On May 30, 2019, the U.S. Court of Appeals for the Fourth Circuit affirmed a jury verdict and an aggregate damages award of $61,243,800, against a television provider for its agent’s violations of the Telephone Consumer Protection Act (TCPA).
In the underlying case, a consumer brought a class action against a television provider because the television provider’s alleged agent violated the TCPA. After reviewing the evidence, the jury sided with the class of consumers. Additionally, the district court found that due to the willful nature of the violations, the damages should be trebled. The television provider subsequently appealed.
The Fourth Circuit found that the district court properly applied the law and prudently exercised its discretion. Specifically, the Fourth Circuit found that the TCPA’s private right of action plainly satisfies the standing requirements of Article III because to bring suit, the plaintiffs must have received unwanted calls on multiple occasions to residential numbers listed on the Do-Not-Call registry. The Fourth Circuit reasoned that since the harm is both particular to each person and imposes a concrete burden on the person’s privacy, it was sufficient to confer standing.
The Fourth Circuit also reviewed the district court’s class certification under Rule 23 and found that a “plaintiff suing under § 227(c)(5) is likely to be in the same position as a great many other people and can rely largely on common proof to make out his claim.” In particular, the court reasoned that the TCPA’s allowance of a private right of action was conducive to class-wide adjudication because, in this case, it requires a plaintiff to initially show that the call was made to a phone number that was on the Do-Not-Call registry and that two calls were made to the number in a one-year period. Additionally, the court found that the class members were ascertainable because the records in the case clearly showed names and addresses of the consumers as well as when calls were placed and whether the call went through.
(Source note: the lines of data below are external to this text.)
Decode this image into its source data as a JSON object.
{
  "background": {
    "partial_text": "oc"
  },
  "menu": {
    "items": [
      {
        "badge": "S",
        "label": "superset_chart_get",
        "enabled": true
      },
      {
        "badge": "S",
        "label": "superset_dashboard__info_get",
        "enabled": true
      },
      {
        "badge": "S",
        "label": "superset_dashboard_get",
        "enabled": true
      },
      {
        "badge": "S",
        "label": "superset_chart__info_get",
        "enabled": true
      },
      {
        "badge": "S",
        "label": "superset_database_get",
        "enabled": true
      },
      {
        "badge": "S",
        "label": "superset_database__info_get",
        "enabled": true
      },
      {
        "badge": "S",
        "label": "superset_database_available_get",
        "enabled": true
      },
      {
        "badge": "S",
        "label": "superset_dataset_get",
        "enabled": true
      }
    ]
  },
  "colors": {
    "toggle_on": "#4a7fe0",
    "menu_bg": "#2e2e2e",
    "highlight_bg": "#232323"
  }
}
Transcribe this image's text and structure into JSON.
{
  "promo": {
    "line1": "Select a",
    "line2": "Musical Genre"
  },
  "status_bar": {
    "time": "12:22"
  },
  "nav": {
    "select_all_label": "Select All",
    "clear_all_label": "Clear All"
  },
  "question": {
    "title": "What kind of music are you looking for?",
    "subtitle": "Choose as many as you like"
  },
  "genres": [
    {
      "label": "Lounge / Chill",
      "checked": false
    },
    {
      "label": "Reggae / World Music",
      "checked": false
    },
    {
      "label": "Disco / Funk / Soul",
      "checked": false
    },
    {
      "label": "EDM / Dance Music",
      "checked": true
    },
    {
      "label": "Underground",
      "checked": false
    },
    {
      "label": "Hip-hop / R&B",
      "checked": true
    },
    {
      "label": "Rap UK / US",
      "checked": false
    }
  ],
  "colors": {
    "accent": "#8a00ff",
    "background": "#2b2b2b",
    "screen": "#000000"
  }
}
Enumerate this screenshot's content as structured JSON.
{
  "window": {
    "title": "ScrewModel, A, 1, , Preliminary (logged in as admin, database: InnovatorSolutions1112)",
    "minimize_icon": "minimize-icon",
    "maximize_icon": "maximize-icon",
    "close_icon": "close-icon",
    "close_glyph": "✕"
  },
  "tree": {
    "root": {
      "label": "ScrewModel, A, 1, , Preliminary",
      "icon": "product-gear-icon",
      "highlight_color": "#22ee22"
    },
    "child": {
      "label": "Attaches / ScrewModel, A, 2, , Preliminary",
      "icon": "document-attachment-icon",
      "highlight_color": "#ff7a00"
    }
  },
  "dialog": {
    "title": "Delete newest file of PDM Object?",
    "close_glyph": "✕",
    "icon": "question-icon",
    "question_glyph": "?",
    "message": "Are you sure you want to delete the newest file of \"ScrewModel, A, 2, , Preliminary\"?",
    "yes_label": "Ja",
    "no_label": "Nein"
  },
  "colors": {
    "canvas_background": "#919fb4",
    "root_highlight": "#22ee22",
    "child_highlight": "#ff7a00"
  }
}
The television provider also argued that the TCPA’s private cause of action for violations of the Do-Not-Call registry may only be brought by telephone “subscribers,” but the Fourth Circuit found that there was no basis for imposing such a limit. The court reasoned that “a non-subscriber who receives a call can suffer a privacy intrusion just as easily as a subscriber can.”
Additionally, the television provider argued that the contract with the entity that made the calls explicitly precluded an agency relationship. The Fourth Circuit, however, affirmed the jury’s finding of an agency relationship and explained that the parties may not avoid the legal obligations of agency by simply contracting out of them.
Finally, the Fourth Circuit affirmed the district court’s decision to treble the jury’s damages award because the television provider satisfied the “willful and knowing” standard. The Fourth Circuit found that the trial court catalogued all of the lawsuits and enforcement actions brought against the television provider for its telemarketing activities and found that the television provider did nothing to monitor its agent’s compliance with the TCPA or to enforce its agent’s compliance with the TCPA. Therefore, the Fourth Circuit agreed with the district court that the television provider acted with “willful ignorance” as a cursory investigation or monitoring effort by the television provider would have uncovered the tens of thousands of calls that violated the TCPA.